Eu franzo a testa e olho para o amigo dele, o tal de Saibro. Ele fica calado o tempo todo. É alto e magro, mas em uma luta deve dar trabalho, suponho. Deve ser o segurança particular do Ermo.

Consigo imaginar ele indo de beliche em beliche procurando alguma briga, porém não encontrando nenhuma, pois todos devem ter medo de brigar contra Saibro. 

— Não consegue andar por aí sem o seu segurança? — provoco.

— Há! Segurança, é? — Ele olha para o amigo com tom irônico e depois volta a me encarar. — Você é muito barulhento, sabia, Condutor? É realmente um trovão, bem inofensivo e que só faz zoada.

— Toma cuidado com o que fala, ou vai acabar ganhando a mesma punição que a sua amiguinha.

— Quem? A Parca? Ela fez o que fez porque quis, não pedi para ela. Então ela que se vire com a punição.

Dou um passo para trás. Esse cara é desprezível. Se fala desse jeito dos próprios colegas, o que não dizer de mim? Ou do Ash? Ou da Vida e da Bia? Esse cara quer me aborrecer, mas não vai conseguir.

— Kaike — fala a minha pulseira. — Por favor se dirija até o almoxarifado, urgentemente

— O quê? Por quê?

— É urgente. Não faça perguntas, apenas siga a ordem — diz Remi.

— Melhor ouvir, Condutor. Ou vai acabar arrumando outra confusão.

De fato. Já estou na mira de Solares. Um desacato a autoridade de Remi pode me trazer sérios problemas. Não só para mim como também para meus amigos.

Eu olho para Ermo com o maior nível de ameaça possível, para deixar claro que não tolerarei que toque nos meus amigos. 

Depois olho para Vida e para Bia, fazendo um sinal de que tudo ficará bem. Elas não fazem muita objeção a isso e nem teria motivo para tal.

Saio do dormitório depressa, pensativo sobre o que ele me falou sobre confusão. Sinto que ele quer me derrubar, por algum motivo. Deve só estar brincando comigo, talvez seja falta de amor na infância. Não sei. Mas ele não quer meu bem.
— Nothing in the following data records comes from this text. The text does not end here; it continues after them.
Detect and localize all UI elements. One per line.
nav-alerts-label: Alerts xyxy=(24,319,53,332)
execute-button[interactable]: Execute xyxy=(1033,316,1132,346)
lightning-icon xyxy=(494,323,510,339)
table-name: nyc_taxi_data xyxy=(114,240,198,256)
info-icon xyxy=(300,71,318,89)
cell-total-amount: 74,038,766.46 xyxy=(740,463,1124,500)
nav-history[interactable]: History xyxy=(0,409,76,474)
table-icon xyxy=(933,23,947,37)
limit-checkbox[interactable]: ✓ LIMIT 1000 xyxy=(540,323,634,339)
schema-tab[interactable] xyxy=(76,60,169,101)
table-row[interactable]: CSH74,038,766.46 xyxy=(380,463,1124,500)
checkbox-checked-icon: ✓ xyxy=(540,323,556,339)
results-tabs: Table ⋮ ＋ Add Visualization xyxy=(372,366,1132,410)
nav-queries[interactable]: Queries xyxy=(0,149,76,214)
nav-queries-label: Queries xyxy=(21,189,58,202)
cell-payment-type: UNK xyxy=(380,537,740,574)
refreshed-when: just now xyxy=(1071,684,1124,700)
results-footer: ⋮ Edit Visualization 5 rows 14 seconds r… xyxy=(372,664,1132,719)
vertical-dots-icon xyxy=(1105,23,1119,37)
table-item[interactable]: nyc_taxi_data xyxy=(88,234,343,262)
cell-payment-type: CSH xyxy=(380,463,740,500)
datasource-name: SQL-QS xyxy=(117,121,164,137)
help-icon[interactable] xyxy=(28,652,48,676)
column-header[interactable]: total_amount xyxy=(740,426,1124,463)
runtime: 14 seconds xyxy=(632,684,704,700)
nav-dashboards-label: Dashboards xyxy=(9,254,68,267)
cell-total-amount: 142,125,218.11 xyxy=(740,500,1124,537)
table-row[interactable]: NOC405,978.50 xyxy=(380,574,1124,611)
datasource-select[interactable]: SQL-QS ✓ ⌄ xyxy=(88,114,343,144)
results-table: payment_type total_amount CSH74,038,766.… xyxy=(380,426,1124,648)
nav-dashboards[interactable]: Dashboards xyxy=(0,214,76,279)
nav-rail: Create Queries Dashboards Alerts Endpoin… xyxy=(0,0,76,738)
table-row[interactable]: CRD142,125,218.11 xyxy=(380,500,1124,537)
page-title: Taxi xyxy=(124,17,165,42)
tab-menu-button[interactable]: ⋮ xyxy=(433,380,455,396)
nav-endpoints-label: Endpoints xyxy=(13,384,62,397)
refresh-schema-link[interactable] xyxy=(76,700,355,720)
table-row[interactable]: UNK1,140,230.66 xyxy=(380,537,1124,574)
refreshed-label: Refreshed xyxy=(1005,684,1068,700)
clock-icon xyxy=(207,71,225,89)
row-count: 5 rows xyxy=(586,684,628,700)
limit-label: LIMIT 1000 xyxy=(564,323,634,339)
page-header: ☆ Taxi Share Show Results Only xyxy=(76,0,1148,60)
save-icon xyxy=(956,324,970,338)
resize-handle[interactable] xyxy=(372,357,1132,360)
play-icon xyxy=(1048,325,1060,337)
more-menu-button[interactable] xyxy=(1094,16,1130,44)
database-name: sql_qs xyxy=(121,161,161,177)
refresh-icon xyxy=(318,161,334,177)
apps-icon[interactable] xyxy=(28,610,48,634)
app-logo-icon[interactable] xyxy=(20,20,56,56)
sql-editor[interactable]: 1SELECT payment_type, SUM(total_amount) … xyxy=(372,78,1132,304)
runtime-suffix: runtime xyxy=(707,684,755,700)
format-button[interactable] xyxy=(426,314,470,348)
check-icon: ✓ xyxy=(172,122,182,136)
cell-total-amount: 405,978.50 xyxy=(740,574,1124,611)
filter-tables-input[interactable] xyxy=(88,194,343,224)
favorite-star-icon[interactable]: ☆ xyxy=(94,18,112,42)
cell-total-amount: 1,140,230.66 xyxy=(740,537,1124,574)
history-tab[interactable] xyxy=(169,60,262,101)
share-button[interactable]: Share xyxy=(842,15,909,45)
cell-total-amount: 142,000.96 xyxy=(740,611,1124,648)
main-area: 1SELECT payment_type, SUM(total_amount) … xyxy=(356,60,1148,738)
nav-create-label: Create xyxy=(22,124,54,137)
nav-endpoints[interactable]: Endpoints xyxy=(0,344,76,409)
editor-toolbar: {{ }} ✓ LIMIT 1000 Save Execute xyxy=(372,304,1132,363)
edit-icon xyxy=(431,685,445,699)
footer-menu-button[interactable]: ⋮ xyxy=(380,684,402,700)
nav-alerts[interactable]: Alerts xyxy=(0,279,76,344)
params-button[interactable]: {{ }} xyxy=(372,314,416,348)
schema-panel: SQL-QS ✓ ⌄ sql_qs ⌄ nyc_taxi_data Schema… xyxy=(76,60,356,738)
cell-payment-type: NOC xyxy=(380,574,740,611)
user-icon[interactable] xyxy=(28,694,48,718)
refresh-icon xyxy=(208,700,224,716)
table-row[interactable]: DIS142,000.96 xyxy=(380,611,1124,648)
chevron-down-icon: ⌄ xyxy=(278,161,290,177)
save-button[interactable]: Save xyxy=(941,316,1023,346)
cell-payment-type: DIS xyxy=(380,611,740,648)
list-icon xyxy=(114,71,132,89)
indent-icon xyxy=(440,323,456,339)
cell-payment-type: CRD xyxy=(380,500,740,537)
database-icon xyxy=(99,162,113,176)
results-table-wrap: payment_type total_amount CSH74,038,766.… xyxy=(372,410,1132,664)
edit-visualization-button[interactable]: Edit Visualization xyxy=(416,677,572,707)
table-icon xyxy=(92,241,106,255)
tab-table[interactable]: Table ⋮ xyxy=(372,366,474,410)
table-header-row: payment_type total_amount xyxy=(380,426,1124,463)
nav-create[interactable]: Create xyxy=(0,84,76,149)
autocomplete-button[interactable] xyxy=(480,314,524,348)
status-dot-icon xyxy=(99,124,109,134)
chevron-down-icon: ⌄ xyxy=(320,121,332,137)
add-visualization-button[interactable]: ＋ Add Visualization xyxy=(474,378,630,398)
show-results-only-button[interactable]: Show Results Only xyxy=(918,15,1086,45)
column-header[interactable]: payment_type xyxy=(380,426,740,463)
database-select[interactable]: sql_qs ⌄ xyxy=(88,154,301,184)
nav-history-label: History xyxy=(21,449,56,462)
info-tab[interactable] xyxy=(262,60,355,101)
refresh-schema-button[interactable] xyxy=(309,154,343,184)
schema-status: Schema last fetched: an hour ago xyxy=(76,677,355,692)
Enquanto me dirijo até o local designado pelo Remi, fico pensando em que maluquice aquele cara estaria planejando para mim. Droga, eu não deveria ter saído de lá. O Ash está sozinho, e a Vida e a Bia também.

Quando menos me dou conta, já estou em frente ao local. Entro no almoxarifado e me sinto preso. Aqui é fechado, abafado e repleto de produtos de limpeza e também outras ferramentas estranhas. Não tem ninguém aqui dentro. Será que é algum encontro?

— Tá, então, e aí?

Uma tela holográfica aparece na minha frente.

 

ϟ [Iniciando treinamento virtual: nível 0] ϟ

 

O ambiente se contorce, vira de cabeça para baixo depois parece se mover igual uma gelatina, tomando a consistência de uma fumaça. Fico meio tonto e sinto uma náusea enorme.

Quando pisco, não estou mais no almoxarifado que estava antes, mas sim num ambiente completamente novo e, até onde consigo ver, infinito. 

— Bem-vindo ao seu primeiro treinamento especial, Recruta Kaike — diz Remi.